Kebetulan sekolah kami ada kerjasama dengan Fakultas Psikologi UGM setiap tahun. Programnya adalah pendampingan siswa yang ‘bermasalah’ untuk dilakukan treatment penyembuhannya. Rama masuk dari salah satu siswa yang didampingi. Dari observasi dan tes psikologi menunjukkan hasil bahwa Rama masuk pada anak yang mempunyai kecerdasan di bawah rata-rata. Awalnya kami tidak percaya tes tersebut. Karena menurut kami, Rama hanya lemah di perhatian dikarenakan perlakuan orang tua yang sibuk di rumah. Apalagi adanya respon positif dengan melakukan perlakuan dari yang merupakan kesukaan Rama. Tes terhadap Rama dilanjutkan. Hasilnya cukup mengejutkan. Rama didiagnosis sebagai anak gejala Autis. Orang tuanya sempat berdiskusi dengan kami. Kami tetap berpegangan bahwa Rama normal. Dia hanya butuh pendampingan khusus. Oleh orang tuanya, Rama diteskan di psikolog lain. Dan hasilnya, Rama baik-baik saja. Hanya gangguan perhatian. Rekomendasinya, Rama jangan diberi beban, terutama belajar. Biarkan dia melakukan dari yang menjadi kesukaannya.

Waktu berlalu, perlakuan dengan hal yang disukai Rama selalu dilakukan. Hewan dan musik, nyanyian. Kami tidak mentarget terlalu tinggi untuk akademik Rama. Hafalan termasuk juga. Karena saat belajar hafalan, nampak Rama mengalami kesulitan dalam pengucapan ayat.
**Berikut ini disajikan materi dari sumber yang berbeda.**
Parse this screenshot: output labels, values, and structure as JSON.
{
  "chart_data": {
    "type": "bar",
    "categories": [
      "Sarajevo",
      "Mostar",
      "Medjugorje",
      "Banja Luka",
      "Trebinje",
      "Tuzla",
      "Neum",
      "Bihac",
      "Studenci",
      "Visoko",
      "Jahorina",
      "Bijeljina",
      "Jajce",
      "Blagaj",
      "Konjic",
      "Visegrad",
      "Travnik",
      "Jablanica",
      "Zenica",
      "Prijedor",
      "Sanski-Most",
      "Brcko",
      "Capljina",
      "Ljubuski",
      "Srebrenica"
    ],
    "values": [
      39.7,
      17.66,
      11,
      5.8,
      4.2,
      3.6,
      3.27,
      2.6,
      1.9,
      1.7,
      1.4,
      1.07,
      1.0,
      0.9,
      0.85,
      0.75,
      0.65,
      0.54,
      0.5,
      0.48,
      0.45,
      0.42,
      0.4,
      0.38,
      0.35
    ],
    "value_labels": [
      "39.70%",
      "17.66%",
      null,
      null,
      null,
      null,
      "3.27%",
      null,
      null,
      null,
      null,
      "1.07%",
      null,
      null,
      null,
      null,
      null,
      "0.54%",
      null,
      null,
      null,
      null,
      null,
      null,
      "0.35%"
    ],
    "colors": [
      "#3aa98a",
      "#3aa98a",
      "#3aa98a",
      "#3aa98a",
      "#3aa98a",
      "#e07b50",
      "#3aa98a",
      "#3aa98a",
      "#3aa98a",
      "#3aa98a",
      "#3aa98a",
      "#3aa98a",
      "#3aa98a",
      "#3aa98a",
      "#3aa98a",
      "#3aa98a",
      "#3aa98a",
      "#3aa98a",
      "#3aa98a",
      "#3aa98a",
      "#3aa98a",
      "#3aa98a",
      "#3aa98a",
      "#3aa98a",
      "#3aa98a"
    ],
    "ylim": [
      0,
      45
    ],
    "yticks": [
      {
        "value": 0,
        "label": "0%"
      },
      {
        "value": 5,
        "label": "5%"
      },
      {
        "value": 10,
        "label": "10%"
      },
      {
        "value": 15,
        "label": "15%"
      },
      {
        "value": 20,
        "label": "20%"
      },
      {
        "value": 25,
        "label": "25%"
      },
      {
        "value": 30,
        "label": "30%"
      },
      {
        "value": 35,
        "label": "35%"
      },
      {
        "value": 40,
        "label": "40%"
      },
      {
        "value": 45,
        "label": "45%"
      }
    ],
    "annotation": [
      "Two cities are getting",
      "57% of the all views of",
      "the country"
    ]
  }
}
Namun, sungguh mengejutkan. Rama berhasil menyetorkan hafalan surah An-Naba yang mempunyai 40 ayat. Dan itu tuntas dilakukan. Orang tuanya juga terkejut. Karena sewaktu di rumah, pendampingan belajar hafalan Rama juga tidak terlalu ditekan. Namun, hasilnya di luar dugaan. Beberapa kemampuan diri mulai nampak dilakukan secara mandiri. Seperti mencuci piring, memakai baju sendiri. Meski untuk mandi masih perlu bantuan. Untuk materi Rukun Iman, Rama juga hafal. Karena ustadzah penyampaiannya dilakukan dengan bentuk nyanyian. Kemampuan membaca dan berhitungnya menunjukkan perkembangan semakin baik. Orang tuanya mendukungnya dengan les privat di rumah. Masih butuh pendampingan dalam menyelesaikan soal meski akhirnya tuntas dikerjakan. Kami optimis perkembangan Rama ke depan semakin baik. Praktis dalam waktu 2 bulan perkembangan Rama menunjukkan hasil signifikan. Yang hal tersebut menambah keyakinan orang tua Rama untuk bersemangat mendampingi Rama di tengah kesibukan pekerjaannya.